Como os preconceituosos negacionistas da existência de discriminação vão poder explicar discursos como esse, que colocam em cheque a capacidade laboral de mulheres trans como Alexya tão somente pelo fato dela ser mulher trans? Como explicar isso a não ser pela existência de um tipo de preconceito surreal, ainda tão fortemente arraigado em nossa sociedade?

Comentários como esses são sinais que nos explicam o porquê o Brasil tem ocupado, ano após ano, o pódio do país em que mais se assassina pessoas trans no mundo. Pois atrás dos assassinatos, há as violências cotidianas, por trás das violências, há a exclusão, por trás da exclusão, há o estigma, por trás do estigma, há a desconsideração de nossas capacidades intelectuais, por trás da desconsideração de nossas capacidades, há a crença de que somos doentes ou representantes de uma “perversão” social, por trás dessa crença, há tantas outras sobre o fato de não sermos homens e mulheres de “verdade” e por aí vai.

Eu me pergunto: se a transgeneridade em si configura “desordem mental” incapacitante para o trabalho como de professora, quem define isso? Com base em quê? Com base em quê um pai se sente no direito de impedir que seus filhos tenham aula com um professor ou professora que seja transgênero?
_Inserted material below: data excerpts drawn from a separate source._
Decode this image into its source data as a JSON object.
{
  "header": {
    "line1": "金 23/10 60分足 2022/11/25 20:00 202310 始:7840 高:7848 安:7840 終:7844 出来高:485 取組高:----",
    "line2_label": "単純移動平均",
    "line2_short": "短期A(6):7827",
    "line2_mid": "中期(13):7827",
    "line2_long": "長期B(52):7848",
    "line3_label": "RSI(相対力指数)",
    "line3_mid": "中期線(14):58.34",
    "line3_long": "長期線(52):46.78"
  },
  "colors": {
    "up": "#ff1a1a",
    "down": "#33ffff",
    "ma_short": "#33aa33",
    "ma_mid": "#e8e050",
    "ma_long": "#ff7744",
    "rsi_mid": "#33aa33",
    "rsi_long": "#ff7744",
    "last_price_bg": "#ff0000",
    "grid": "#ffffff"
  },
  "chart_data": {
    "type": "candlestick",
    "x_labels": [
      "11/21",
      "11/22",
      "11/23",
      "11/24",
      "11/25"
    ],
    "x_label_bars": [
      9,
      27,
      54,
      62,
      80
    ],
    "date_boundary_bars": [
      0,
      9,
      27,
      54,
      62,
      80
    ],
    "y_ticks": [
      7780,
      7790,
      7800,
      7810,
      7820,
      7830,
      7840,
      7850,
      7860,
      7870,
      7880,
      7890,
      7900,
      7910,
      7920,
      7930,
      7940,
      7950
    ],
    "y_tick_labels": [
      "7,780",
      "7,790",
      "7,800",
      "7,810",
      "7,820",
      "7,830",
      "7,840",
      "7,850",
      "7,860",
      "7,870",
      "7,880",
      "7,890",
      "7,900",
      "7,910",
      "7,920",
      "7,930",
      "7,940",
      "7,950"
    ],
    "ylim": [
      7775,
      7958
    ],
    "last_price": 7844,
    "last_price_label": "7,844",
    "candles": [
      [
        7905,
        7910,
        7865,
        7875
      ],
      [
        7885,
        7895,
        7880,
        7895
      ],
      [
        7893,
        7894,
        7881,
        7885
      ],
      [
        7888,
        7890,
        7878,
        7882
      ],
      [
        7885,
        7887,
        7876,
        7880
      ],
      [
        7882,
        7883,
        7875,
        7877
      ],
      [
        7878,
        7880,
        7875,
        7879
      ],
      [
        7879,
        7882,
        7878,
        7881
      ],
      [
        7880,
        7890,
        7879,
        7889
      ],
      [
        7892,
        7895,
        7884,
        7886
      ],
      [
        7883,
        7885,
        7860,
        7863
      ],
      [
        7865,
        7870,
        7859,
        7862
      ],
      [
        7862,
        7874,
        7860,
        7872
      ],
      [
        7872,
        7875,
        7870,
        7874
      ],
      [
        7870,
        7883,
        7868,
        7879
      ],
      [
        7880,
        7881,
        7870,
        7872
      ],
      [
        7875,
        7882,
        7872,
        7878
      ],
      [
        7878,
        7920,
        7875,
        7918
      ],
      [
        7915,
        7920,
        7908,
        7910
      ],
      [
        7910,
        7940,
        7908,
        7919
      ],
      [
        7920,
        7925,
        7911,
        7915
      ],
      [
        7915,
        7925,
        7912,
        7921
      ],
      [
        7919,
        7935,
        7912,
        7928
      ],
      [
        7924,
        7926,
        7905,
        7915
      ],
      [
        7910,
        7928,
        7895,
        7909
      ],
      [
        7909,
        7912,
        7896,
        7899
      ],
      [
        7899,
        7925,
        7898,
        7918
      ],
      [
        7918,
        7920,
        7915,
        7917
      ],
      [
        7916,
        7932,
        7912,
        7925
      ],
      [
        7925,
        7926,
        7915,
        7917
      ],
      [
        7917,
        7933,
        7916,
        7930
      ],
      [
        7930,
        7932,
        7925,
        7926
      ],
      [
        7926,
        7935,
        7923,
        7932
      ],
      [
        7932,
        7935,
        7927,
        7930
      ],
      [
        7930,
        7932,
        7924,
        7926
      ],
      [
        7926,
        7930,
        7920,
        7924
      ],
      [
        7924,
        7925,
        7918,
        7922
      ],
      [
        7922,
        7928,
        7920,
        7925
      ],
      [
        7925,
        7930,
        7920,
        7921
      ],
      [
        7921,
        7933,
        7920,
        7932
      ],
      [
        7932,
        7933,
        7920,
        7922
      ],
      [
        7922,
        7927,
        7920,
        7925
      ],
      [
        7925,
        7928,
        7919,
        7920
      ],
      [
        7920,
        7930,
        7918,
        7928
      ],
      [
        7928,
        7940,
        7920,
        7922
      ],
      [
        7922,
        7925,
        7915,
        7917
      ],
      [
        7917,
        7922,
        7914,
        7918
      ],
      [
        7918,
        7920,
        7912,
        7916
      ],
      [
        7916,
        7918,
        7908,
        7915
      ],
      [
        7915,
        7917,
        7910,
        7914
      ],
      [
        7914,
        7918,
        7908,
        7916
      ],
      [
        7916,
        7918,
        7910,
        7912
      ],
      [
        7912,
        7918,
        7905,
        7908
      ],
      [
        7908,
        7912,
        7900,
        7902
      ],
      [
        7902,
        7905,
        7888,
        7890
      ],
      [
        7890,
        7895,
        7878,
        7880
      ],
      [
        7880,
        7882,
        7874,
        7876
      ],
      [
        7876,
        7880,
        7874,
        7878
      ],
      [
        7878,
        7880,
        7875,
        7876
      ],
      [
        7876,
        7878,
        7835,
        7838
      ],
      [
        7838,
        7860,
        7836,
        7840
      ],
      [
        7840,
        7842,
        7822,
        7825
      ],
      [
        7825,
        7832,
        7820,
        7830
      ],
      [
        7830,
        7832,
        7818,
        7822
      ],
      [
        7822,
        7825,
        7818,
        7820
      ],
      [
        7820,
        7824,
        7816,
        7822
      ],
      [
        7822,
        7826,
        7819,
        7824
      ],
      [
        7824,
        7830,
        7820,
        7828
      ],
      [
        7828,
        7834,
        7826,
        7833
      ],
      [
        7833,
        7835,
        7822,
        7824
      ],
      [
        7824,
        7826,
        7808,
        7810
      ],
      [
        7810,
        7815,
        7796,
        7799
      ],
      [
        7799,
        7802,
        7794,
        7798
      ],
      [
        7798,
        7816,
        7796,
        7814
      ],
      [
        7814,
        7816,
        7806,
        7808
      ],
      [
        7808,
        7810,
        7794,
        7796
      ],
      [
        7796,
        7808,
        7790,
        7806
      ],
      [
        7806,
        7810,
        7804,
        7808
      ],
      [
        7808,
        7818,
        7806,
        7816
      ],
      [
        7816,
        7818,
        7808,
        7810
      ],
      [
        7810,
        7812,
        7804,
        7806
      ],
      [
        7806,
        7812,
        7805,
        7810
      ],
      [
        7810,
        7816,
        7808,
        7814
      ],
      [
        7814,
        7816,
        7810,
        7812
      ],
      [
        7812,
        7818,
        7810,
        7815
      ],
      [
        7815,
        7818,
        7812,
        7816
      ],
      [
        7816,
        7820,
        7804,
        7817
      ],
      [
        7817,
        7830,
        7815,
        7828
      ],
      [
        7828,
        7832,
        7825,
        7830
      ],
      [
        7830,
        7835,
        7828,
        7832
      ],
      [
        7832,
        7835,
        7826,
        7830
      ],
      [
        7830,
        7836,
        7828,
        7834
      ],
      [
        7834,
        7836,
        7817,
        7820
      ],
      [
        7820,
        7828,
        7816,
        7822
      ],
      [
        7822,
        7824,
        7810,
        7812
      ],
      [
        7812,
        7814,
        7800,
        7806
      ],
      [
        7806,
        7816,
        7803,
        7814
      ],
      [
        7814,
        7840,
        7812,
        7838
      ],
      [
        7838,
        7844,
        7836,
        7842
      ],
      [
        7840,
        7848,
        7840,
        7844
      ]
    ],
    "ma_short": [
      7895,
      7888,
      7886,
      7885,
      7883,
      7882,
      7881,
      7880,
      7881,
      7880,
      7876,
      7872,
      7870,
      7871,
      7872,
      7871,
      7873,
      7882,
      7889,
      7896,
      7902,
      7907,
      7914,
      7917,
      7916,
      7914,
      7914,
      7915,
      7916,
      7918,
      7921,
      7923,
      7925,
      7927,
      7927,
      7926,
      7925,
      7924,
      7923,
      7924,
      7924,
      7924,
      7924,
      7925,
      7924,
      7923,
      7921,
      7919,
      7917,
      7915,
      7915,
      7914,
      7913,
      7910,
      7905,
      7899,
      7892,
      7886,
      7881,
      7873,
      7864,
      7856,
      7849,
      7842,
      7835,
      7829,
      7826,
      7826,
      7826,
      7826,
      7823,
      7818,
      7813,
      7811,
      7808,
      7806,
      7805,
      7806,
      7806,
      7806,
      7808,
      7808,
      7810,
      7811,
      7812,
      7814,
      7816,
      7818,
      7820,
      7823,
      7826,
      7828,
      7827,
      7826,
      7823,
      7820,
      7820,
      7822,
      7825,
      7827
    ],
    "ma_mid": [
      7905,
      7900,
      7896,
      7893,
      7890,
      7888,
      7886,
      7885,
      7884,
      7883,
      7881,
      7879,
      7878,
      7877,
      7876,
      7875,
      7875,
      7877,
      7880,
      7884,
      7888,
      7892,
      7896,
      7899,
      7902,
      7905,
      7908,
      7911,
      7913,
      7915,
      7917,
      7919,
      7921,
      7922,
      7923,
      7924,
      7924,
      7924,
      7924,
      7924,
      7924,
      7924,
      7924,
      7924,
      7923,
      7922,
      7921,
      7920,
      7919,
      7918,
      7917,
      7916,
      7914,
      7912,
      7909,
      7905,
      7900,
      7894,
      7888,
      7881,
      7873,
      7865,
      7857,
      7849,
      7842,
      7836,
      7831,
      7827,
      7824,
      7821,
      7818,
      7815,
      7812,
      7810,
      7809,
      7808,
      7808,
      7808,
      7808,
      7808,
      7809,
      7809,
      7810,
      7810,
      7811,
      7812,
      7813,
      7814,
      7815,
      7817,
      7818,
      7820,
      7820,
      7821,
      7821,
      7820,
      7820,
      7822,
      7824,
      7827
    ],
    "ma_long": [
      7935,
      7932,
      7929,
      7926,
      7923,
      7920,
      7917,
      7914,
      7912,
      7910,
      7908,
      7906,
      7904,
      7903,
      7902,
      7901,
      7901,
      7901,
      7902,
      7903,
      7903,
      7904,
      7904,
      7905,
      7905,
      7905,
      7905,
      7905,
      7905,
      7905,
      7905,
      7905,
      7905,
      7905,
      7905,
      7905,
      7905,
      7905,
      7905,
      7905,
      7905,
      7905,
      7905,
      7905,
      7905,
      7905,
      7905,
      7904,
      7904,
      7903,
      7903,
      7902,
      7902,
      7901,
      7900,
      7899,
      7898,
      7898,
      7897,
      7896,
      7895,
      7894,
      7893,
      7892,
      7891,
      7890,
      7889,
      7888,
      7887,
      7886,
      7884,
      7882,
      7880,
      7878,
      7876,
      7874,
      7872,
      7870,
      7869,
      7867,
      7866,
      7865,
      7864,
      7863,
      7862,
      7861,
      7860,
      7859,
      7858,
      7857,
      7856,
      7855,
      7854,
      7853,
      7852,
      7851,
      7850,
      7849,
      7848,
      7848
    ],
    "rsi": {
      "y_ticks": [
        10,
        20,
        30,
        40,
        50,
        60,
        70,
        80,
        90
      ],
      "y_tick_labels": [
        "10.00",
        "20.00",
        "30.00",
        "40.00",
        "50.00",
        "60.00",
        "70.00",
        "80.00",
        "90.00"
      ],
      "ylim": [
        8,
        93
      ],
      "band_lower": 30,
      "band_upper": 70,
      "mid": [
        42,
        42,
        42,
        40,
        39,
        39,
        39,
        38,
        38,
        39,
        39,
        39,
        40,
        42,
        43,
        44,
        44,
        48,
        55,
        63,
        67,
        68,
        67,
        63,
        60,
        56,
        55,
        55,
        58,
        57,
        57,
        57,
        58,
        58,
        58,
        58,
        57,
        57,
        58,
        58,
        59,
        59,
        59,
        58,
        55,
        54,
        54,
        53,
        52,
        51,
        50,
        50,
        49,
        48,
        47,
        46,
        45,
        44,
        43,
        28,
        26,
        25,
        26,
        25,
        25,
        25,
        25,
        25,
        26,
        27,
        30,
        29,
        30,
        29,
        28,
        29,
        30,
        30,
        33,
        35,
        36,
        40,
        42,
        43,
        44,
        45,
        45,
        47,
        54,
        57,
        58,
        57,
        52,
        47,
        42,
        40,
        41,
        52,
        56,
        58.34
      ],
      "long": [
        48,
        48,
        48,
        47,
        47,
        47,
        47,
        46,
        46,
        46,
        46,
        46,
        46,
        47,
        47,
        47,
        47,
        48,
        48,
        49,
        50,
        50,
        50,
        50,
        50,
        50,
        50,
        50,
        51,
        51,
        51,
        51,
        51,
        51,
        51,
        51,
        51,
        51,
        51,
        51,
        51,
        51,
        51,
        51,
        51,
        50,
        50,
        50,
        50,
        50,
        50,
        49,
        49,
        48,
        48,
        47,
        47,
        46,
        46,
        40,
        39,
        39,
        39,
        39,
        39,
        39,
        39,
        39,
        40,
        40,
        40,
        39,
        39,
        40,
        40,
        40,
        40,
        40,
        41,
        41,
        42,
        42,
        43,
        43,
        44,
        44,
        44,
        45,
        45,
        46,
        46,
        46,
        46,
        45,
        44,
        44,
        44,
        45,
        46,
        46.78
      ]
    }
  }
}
E se se assume que pessoas trans não possam trabalhar em empregos formais, “normais”, quer dizer então que o local esperado poderia ser o exercício do trabalho sexual precário, semi-criminalizado, às escondidas? Porque até onde eu saiba, não posso usar a justificativa perante ao Estado de que sou trans e reivindicar qualquer tipo de abono ou auxílio financeiro com base na vaga ideia de que a transgeneridade me impediria de exercer qualquer tipo trabalho.

Diante de comentários como esses, podemos nos questionar acerca de qual seria o projeto social para pessoas trans, quais os locais sociais esperados que pessoas trans ocupem, quais postos o imaginário social suporta que essas pessoas ocupem. Depreendemos que diante das posições que reafirmam nossa exclusão e estigma não podemos esperar nada além do nosso aniquilamento.